Now anyone who’s reading this probably already has some experience in SL and knows that it requires a significant investment of time and brain power just to be able to use the interface to move around without running into things, to figure out how to listen and use voice chat, and to get streaming audio and video to work. That doesn’t even to begin to scratch the surface of the time it takes to learn to create content and get oneself looking like anything other than a total noob. It’s what I call “uptime” – the time it takes to get up and running sufficiently skillfully on a platform that one can begin to use it unselfconsciously and creatively. I can pretty much trace the course of my uptime just by looking at the skin I was wearing at various times during the past 3+ years.

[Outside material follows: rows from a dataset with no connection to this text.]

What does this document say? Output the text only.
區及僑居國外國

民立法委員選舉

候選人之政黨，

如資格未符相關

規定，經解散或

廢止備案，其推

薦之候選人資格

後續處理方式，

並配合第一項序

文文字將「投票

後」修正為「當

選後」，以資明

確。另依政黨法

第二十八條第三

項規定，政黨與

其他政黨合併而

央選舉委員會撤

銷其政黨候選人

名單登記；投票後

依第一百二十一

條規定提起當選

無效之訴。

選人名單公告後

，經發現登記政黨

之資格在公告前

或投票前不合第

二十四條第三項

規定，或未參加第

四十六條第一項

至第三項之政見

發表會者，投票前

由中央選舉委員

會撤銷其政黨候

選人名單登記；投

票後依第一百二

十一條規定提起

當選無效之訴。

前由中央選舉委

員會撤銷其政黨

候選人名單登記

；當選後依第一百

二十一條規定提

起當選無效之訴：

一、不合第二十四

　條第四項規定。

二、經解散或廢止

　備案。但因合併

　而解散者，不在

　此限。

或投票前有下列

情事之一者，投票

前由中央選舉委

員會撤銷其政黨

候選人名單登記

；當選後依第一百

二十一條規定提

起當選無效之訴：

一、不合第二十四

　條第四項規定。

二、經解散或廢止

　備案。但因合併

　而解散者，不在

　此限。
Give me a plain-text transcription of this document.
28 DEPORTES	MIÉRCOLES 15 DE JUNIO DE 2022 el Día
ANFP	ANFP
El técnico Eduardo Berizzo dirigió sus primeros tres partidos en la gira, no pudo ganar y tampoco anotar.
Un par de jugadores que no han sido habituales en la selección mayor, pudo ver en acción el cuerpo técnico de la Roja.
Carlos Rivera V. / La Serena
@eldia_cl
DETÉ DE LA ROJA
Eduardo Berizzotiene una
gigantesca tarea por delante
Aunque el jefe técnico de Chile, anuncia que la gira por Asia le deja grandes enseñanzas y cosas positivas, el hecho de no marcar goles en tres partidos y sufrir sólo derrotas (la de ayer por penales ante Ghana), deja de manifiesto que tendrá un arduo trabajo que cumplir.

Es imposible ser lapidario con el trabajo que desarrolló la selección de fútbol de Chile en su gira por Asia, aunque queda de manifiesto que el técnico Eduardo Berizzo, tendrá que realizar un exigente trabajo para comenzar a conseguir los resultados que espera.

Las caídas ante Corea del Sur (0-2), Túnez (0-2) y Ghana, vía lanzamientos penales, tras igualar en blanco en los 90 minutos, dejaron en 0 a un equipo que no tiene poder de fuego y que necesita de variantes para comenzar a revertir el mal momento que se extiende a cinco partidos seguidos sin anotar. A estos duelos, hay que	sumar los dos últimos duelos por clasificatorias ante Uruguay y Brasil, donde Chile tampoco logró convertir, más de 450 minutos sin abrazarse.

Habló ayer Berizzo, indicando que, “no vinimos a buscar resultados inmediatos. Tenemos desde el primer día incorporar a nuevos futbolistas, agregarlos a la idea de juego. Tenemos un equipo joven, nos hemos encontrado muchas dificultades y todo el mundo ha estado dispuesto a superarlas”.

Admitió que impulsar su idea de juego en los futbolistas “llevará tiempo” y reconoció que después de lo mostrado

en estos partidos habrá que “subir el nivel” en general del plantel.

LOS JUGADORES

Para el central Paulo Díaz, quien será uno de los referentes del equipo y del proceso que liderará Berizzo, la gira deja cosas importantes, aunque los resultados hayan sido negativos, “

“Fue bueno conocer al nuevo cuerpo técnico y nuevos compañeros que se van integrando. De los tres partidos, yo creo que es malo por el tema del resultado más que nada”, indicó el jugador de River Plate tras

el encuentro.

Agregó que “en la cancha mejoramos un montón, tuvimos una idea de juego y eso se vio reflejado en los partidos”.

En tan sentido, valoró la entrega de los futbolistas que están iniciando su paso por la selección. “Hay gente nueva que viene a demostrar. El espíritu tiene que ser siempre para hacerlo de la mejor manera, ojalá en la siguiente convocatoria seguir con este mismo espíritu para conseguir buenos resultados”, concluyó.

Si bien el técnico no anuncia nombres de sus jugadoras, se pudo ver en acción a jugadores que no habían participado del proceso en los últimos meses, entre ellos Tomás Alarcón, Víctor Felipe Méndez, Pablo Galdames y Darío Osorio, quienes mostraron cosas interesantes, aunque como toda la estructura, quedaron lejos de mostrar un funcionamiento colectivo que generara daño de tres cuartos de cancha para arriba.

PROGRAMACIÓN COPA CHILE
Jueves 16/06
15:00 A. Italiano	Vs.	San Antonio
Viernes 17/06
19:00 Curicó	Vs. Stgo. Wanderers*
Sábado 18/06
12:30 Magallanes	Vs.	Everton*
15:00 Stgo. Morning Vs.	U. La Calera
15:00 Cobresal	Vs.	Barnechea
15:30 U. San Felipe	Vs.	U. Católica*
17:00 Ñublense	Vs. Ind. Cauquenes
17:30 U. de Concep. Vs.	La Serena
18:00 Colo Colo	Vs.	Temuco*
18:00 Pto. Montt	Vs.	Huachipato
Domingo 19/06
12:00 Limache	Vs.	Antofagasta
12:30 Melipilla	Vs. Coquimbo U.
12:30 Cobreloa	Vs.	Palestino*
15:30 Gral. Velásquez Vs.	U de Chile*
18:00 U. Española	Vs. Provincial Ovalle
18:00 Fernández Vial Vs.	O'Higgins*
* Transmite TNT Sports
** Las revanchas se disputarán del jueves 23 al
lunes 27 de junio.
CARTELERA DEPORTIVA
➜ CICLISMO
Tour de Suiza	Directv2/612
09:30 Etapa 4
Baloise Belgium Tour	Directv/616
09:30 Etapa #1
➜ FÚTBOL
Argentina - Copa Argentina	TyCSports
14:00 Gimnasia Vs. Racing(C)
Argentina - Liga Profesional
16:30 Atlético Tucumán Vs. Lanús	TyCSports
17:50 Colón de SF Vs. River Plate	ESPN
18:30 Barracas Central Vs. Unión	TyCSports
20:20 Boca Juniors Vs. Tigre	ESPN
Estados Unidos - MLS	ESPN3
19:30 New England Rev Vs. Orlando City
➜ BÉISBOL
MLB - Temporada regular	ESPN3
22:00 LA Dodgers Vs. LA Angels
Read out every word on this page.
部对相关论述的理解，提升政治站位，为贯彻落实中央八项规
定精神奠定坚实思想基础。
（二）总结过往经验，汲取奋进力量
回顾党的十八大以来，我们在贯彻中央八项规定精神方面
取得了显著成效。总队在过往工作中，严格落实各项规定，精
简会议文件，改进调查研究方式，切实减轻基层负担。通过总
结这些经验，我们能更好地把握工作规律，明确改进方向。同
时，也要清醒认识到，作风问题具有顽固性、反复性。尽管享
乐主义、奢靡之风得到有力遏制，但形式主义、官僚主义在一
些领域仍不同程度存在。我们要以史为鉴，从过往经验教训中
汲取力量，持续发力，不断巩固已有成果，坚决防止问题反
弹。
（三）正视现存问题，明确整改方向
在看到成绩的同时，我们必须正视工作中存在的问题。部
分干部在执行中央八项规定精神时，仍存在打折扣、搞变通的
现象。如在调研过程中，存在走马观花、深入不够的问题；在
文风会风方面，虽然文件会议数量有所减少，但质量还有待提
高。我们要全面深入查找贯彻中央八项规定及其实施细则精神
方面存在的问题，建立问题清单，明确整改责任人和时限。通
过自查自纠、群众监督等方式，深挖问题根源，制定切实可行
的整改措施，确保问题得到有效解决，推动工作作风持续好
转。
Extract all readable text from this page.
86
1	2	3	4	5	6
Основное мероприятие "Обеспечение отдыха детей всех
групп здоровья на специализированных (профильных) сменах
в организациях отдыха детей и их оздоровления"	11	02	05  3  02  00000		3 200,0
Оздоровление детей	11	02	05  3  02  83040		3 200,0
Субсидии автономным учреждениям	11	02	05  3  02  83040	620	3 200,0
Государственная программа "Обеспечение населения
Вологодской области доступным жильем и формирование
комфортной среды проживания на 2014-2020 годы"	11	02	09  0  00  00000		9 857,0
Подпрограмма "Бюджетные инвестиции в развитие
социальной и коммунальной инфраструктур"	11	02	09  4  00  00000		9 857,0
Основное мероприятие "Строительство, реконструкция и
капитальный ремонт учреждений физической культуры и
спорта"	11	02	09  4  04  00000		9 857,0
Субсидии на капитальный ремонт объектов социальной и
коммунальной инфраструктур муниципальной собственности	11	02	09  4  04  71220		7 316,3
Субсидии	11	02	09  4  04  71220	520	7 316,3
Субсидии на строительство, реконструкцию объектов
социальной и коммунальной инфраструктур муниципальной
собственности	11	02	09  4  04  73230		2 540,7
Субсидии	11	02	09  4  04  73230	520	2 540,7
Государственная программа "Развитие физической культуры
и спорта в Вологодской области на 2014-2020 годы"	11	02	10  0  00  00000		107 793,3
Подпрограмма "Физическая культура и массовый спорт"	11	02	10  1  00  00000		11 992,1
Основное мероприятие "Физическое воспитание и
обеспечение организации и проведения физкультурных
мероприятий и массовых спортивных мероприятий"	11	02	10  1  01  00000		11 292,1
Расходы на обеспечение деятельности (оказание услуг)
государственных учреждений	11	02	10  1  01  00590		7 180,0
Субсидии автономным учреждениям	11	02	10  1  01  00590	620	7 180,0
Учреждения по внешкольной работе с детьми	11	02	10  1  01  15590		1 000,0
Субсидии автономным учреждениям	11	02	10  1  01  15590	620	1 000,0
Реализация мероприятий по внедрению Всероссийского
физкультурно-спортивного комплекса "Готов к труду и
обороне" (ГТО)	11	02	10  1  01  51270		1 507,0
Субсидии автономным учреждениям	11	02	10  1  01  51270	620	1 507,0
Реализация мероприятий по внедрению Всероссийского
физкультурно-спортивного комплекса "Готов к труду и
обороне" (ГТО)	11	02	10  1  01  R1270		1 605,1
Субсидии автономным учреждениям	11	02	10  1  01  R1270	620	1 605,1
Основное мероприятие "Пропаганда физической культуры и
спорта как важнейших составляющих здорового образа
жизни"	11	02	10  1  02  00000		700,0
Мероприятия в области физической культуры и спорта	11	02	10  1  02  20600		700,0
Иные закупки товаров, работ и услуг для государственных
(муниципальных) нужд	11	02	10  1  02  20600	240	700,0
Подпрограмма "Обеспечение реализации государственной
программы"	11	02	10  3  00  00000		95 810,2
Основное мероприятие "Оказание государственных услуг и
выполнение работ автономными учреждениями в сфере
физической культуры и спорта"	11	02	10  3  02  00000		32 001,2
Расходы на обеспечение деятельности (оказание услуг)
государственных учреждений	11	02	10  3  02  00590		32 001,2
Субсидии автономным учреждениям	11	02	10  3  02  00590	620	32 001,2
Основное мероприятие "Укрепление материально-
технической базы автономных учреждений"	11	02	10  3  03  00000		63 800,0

My first skin was the skin that the LL gods gave me at birth, and which I had for over a year and half. In 2007 one entered SL with freakin’ ugly skin, but since it was frustratingly way beyond my skill level to so much as lurch my avatar around the New Media Consortium’s orientation plaza, I logged off after 20 minutes and didn’t come back for a year and a half. Skin problem solved. I’ve learned since that this kind of reaction is not all uncommon among academic folks like me. As much as our students often react badly to SL being so difficult to learn to use (and Iggy O. has a thought provoking blog post on this topicl), I think it’s even harder for educators to deal with. When you're used to being an authority on a subject it’s hard to imagine teaching students in SL with any credibility at all if you look like a loser and keep running into walls.
Fast forward to the spring of 2009 and I found myself in receipt of an offer I couldn’t refuse. The program officer of the organization that funds my RL research told me that he expected to see my virtual keister planted in a seat for a 1-hour session that was part of larger conference on virtual worlds the MacArthur Foundation was holding on its new SL island. (By the way, that island is no longer in SL.) And so, over the course of a couple of days, I managed to lurch through about 60% of the NMC’s orientation material, find myself a free change of clothing courtesy of NMC, change my appearance to something I thought looked better, and set off to discover the wonders of education in a virtual world. My uptime was just beginning though: I’ll confess that I spent that entire hour at the conference reading the open chat trying to figure out what all the typed comments were about. I had no idea that I even needed to activate streaming audio to hear the program. Even if I had known what my problem was, I would have had no clue that day how to fix it. Worse still, would you believe that I actually went out in public looking like this?
As with all high-end educational technology platforms an educator just has to reach a state of détente with SL and accept that it’s going to take a huge amount of uptime before anything educationally worthwhile can be accomplished. I found some decent looking skin a month or two after that MacArthur conference, which was about the same time I figured out how to resize and reposition clothing. So I began to tour the “educational” places on the LL Showcase that summer and began to see how educators are using SL. I found a few places I liked, and one region in particular that seemed congenial enough that, by November, I started to learn to build stuff in order to contribute to the group educational effort there. Okay, I’m a slow learner – it only took 2+ years since my SL birthday to get to that point!
Since that time I’ve spent a lot of time talking with the educators who have visited our educational region (it’s on ISTE’s board of places for educators to visit), finding out what they want and need out of SL, visiting many other regions in SL that have been designed or are being used for education, talking to the designers and users of those regions, watching what works and doesn't work educationally in a virtual world, and also being a voyeur on the Virtual World Educational Roundtable website. I’ve even begun to visit some of the educational areas in other virtual world grids.